Então, quanto mais distante no tempo está um bloco nessa corrente, mais seguras estão as transações nele contidas. Por isso, em transações de maior volume, é prudente aguardar cerca de seis blocos para que uma operação seja considerada praticamente irreversível (ao redor de uma hora. Veja o cálculo de probabilidades no paper original de Nakamoto).

Mas o que aconteceria se algum minerador detivesse uma força computacional maior do que a metade de todo o restante da rede – o chamado “ataque dos 51%”? Ele provavelmente conseguiria resolver a Prova de Trabalho antes dos demais, o que lhe renderia novos bitcoins. E se esse minerador fosse mal-intencionado? O máximo que ele poderia fazer é reverter alguma transação sua enquanto estiver no controle. No entanto, não poderá emitir mais bitcoins do que o permitido, não poderá roubar bitcoins de outros usuários e tampouco poderá impedir que transações ocorram na rede.
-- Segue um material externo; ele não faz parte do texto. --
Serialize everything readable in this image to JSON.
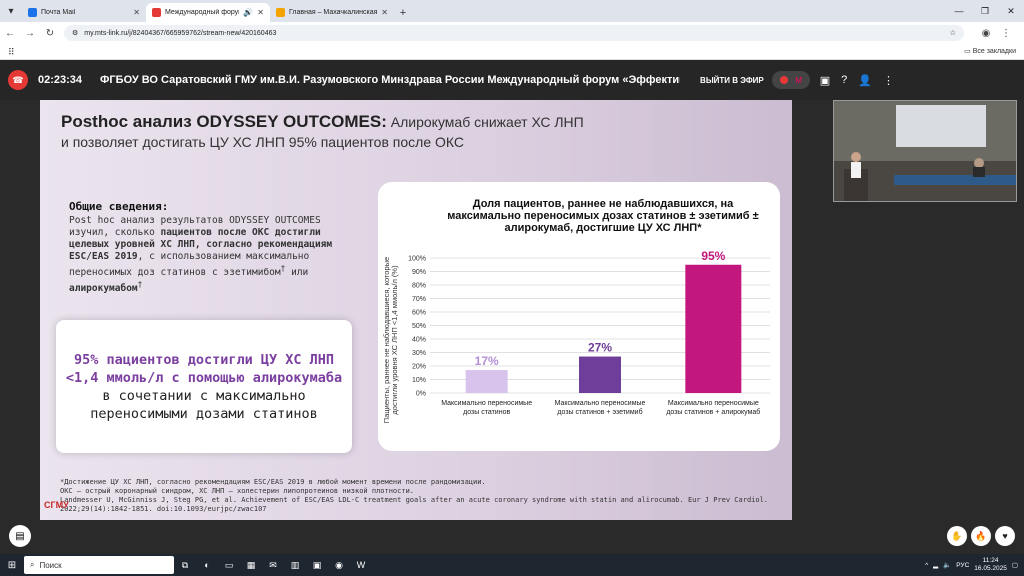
{
  "browser": {
    "tabs": [
      {
        "title": "Почта Mail",
        "active": false
      },
      {
        "title": "Международный форум «",
        "active": true
      },
      {
        "title": "Главная – Махачкалинская к...",
        "active": false
      }
    ],
    "url": "my.mts-link.ru/j/82404367/665959762/stream-new/420160463",
    "bookmarks_label": "Все закладки"
  },
  "stream": {
    "time": "02:23:34",
    "title": "ФГБОУ ВО Саратовский ГМУ им.В.И. Разумовского Минздрава России   Международный форум «Эффективные терапевтические страт",
    "exit_label": "ВЫЙТИ В ЭФИР",
    "rec_label": "M"
  },
  "slide": {
    "title_bold": "Posthoc анализ ODYSSEY OUTCOMES:",
    "title_rest": " Алирокумаб снижает ХС ЛНП",
    "title_line2": "и позволяет достигать ЦУ ХС ЛНП 95% пациентов после ОКС",
    "gen_heading": "Общие сведения:",
    "gen_p1": "Post hoc анализ результатов ODYSSEY OUTCOMES изучил, сколько ",
    "gen_b1": "пациентов после ОКС достигли целевых уровней ХС ЛНП, согласно рекомендациям ESC/EAS 2019",
    "gen_p2": ", с использованием максимально переносимых доз статинов с эзетимибом",
    "gen_sup1": "†",
    "gen_p3": " или ",
    "gen_b2": "алирокумабом",
    "gen_sup2": "†",
    "callout_p": "95% пациентов достигли ЦУ ХС ЛНП <1,4 ммоль/л с помощью алирокумаба",
    "callout_rest": " в сочетании с максимально переносимыми дозами статинов",
    "footnote1": "*Достижение ЦУ ХС ЛНП, согласно рекомендациям ESC/EAS 2019 в любой момент времени после рандомизации.",
    "footnote2": "ОКС – острый коронарный синдром, ХС ЛНП – холестерин липопротеинов низкой плотности.",
    "footnote3": "Landmesser U, McGinniss J, Steg PG, et al. Achievement of ESC/EAS LDL-C treatment goals after an acute coronary syndrome with statin and alirocumab. Eur J Prev Cardiol. 2022;29(14):1842-1851. doi:10.1093/eurjpc/zwac107",
    "logo": "СГМУ"
  },
  "chart_data": {
    "type": "bar",
    "title": "Доля пациентов, раннее не наблюдавшихся, на максимально переносимых дозах статинов ± эзетимиб ± алирокумаб, достигшие ЦУ ХС ЛНП*",
    "ylabel": "Пациенты, раннее не наблюдавшиеся, которые достигли уровня ХС ЛНП <1,4 ммоль/л (%)",
    "categories": [
      "Максимально переносимые дозы статинов",
      "Максимально переносимые дозы статинов + эзетимиб",
      "Максимально переносимые дозы статинов + алирокумаб"
    ],
    "values": [
      17,
      27,
      95
    ],
    "value_labels": [
      "17%",
      "27%",
      "95%"
    ],
    "colors": [
      "#d8c3ec",
      "#6f3d9a",
      "#c2177d"
    ],
    "yticks": [
      "0%",
      "10%",
      "20%",
      "30%",
      "40%",
      "50%",
      "60%",
      "70%",
      "80%",
      "90%",
      "100%"
    ],
    "ylim": [
      0,
      100
    ],
    "grid": true
  },
  "taskbar": {
    "search_placeholder": "Поиск",
    "lang": "РУС",
    "time": "11:24",
    "date": "16.05.2025"
  }
}
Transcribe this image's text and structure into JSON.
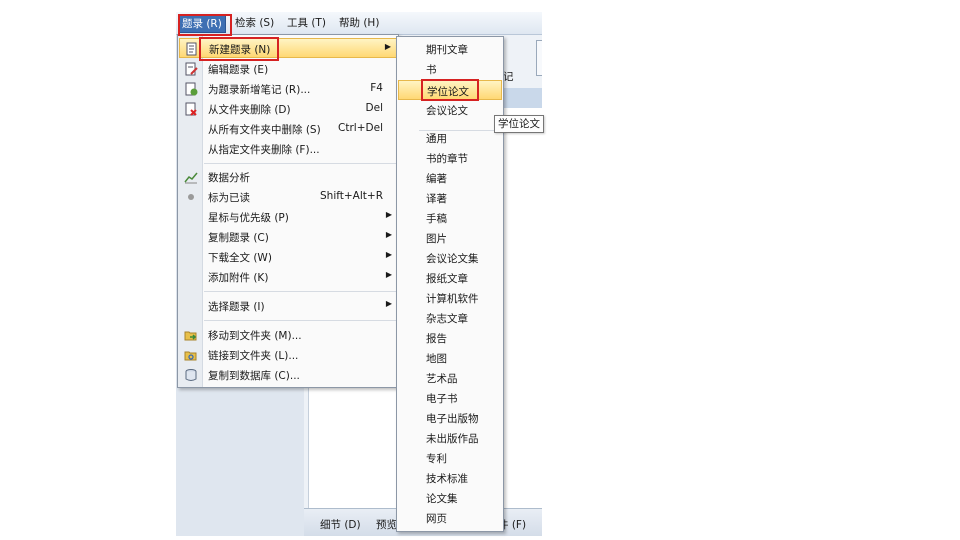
{
  "menubar": {
    "entries": "题录 (R)",
    "search": "检索 (S)",
    "tools": "工具 (T)",
    "help": "帮助 (H)"
  },
  "background": {
    "tab_partial": "记",
    "bottom_tabs": [
      "细节 (D)",
      "预览",
      "件 (F)"
    ]
  },
  "menu": {
    "items": [
      {
        "label": "新建题录 (N)",
        "shortcut": "",
        "submenu": true,
        "icon": "new-entry-icon"
      },
      {
        "label": "编辑题录 (E)",
        "shortcut": "",
        "submenu": false,
        "icon": "edit-entry-icon"
      },
      {
        "label": "为题录新增笔记 (R)...",
        "shortcut": "F4",
        "submenu": false,
        "icon": "add-note-icon"
      },
      {
        "label": "从文件夹删除 (D)",
        "shortcut": "Del",
        "submenu": false,
        "icon": "delete-icon"
      },
      {
        "label": "从所有文件夹中删除 (S)",
        "shortcut": "Ctrl+Del",
        "submenu": false,
        "icon": ""
      },
      {
        "label": "从指定文件夹删除 (F)...",
        "shortcut": "",
        "submenu": false,
        "icon": ""
      },
      {
        "label": "数据分析",
        "shortcut": "",
        "submenu": false,
        "icon": "data-analysis-icon"
      },
      {
        "label": "标为已读",
        "shortcut": "Shift+Alt+R",
        "submenu": false,
        "icon": "read-dot-icon"
      },
      {
        "label": "星标与优先级 (P)",
        "shortcut": "",
        "submenu": true,
        "icon": ""
      },
      {
        "label": "复制题录 (C)",
        "shortcut": "",
        "submenu": true,
        "icon": ""
      },
      {
        "label": "下载全文 (W)",
        "shortcut": "",
        "submenu": true,
        "icon": ""
      },
      {
        "label": "添加附件 (K)",
        "shortcut": "",
        "submenu": true,
        "icon": ""
      },
      {
        "label": "选择题录 (I)",
        "shortcut": "",
        "submenu": true,
        "icon": ""
      },
      {
        "label": "移动到文件夹 (M)...",
        "shortcut": "",
        "submenu": false,
        "icon": "move-folder-icon"
      },
      {
        "label": "链接到文件夹 (L)...",
        "shortcut": "",
        "submenu": false,
        "icon": "link-folder-icon"
      },
      {
        "label": "复制到数据库 (C)...",
        "shortcut": "",
        "submenu": false,
        "icon": "copy-database-icon"
      }
    ]
  },
  "submenu": {
    "items": [
      "期刊文章",
      "书",
      "学位论文",
      "会议论文",
      "通用",
      "书的章节",
      "编著",
      "译著",
      "手稿",
      "图片",
      "会议论文集",
      "报纸文章",
      "计算机软件",
      "杂志文章",
      "报告",
      "地图",
      "艺术品",
      "电子书",
      "电子出版物",
      "未出版作品",
      "专利",
      "技术标准",
      "论文集",
      "网页"
    ],
    "highlighted": "学位论文"
  },
  "tooltip": "学位论文",
  "colors": {
    "highlight": "#ffd874",
    "annotation_box": "#d62222",
    "menubar_active": "#3d6fb3"
  }
}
Dada a capacidade de processamento atual da rede, estima-se que seriam necessários mais do que meio bilhão de dólares de investimento em maquinário para deter mais do que a metade da força computacional da rede. A realidade é que, economicamente, faz muito pouco sentido levar a cabo um ataque como esse; é mais rentável obedecer às regras do protocolo e atuar honestamente.

Hoje em dia, muitos mineradores se aglutinam em chamados pools de mineração, para incrementar suas chances de resolver a Prova de Trabalho, dividindo as recompensas entre os participantes do pool. Disso decorre que a preocupação com um ataque de 51% já está presente no momento, pois alguns pools detêm um percentual bastante significativo da força computacional da rede – embora o estrago que um ataque possa causar não seja tão relevante, como explicado acima. Além disso, eles dependem dos usuários, e uma vez que um pool optasse por agir de forma fraudulenta, os usuários ainda estariam livres para deixá-lo e migrar para outro.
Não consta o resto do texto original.